Jeder Siebte ist von Armut bedroht

Die Gelsenkirchener Tafel: eine Anlaufstelle für Menschen, deren Einkommen zum Leben nicht reicht. Thersia Persich arbeitet ehrenamtlich hier. sie füllt Warenkörbe mit frisch gelieferten Milchprodukten.
Die Gelsenkirchener Tafel: eine Anlaufstelle für Menschen, deren Einkommen zum Leben nicht reicht. Thersia Persich arbeitet ehrenamtlich hier. sie füllt Warenkörbe mit frisch gelieferten Milchprodukten.
Foto: WAZ FotoPool

Essen. . Deutschland ist eine reiche Nation, doch längst nicht jeder profitiert vom Wohlstandsgefüge. Die Daten des Statistischen Bundesamtes belegen: Fast jeder siebte Bundesbürger ist von Armut bedroht.
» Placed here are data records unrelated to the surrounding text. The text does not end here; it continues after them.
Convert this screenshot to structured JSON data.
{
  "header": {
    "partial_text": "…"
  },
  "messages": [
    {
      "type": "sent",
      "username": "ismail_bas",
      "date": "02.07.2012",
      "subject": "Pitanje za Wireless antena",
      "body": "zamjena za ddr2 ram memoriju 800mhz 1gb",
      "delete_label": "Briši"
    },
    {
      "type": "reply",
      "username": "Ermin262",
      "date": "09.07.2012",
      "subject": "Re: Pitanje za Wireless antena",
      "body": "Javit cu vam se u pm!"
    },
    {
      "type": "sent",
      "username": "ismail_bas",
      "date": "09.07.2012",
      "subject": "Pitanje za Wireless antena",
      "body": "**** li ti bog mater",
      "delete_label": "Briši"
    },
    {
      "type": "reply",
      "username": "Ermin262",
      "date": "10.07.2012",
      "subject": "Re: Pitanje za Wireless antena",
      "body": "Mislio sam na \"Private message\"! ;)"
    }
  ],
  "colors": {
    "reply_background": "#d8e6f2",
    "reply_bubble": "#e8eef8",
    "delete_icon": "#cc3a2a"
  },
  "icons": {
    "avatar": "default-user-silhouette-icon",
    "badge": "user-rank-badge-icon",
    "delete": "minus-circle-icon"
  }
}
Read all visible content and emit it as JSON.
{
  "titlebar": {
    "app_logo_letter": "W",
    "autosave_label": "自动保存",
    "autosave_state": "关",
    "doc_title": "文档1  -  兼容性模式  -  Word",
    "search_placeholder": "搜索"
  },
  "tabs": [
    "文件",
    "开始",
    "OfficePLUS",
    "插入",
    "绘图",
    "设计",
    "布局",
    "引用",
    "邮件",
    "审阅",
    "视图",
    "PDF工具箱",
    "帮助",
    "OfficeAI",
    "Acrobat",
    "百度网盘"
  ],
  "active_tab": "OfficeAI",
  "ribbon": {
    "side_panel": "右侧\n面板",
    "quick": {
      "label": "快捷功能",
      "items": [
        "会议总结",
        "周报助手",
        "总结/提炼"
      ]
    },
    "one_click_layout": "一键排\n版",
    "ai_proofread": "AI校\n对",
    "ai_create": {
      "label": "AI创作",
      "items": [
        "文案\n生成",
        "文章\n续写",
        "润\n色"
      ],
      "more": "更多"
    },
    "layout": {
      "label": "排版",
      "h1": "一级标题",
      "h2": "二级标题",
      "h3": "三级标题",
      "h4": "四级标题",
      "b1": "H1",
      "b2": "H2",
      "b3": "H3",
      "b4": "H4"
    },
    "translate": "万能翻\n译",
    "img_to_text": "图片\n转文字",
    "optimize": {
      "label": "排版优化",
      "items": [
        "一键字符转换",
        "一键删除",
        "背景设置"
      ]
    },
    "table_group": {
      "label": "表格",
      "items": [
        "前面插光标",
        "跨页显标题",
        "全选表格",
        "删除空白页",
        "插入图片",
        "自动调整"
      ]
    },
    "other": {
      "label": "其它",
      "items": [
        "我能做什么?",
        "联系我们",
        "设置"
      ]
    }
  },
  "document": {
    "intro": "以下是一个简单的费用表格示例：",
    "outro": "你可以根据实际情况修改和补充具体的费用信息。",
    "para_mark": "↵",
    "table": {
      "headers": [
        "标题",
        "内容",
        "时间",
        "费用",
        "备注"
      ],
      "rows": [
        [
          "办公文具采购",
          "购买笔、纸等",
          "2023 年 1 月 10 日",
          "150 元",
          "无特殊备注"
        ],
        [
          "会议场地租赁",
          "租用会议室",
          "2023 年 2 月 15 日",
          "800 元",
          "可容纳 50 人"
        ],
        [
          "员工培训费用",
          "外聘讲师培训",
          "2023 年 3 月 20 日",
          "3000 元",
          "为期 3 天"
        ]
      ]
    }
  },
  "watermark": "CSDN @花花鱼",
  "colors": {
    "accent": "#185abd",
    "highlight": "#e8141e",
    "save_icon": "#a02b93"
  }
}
Demnach lebten im Jahr 2007 rund 12,5 Millionen Menschen (15 Prozent der Bevölkerung) an der Armutsgrenze. Als armutsgefährdet gilt, wer über weniger als 60 Prozent des Einkommensdurchschnitts verfügt. In diesem Jahr liegt diese Grenze bei 19 200 Euro im Jahr.

Häu­fige Gründe: (Dauer-) Arbeitslosigkeit, Scheidungsfolgen. Das Deutsche Institut für Wirtschaftsforschung sagt, junge Erwachsene (19- bis 25 Jahre) seien u. a. deshalb betroffen, weil viele von ihnen über schlecht bezahlte Praktika und prekäre Arbeitsverhältnisse in den Beruf einsteigen.

Eine weitere Risikogruppe sind größere Familien. Bei drei Kindern liege die Armutsgefahr bereits bei 22 Prozent, bei vier und mehr Kindern bei 36 Prozent. Bei Alleinerziehenden mit minderjährigen Kindern liegt die Armutsrate gar bei mehr als 40 Prozent.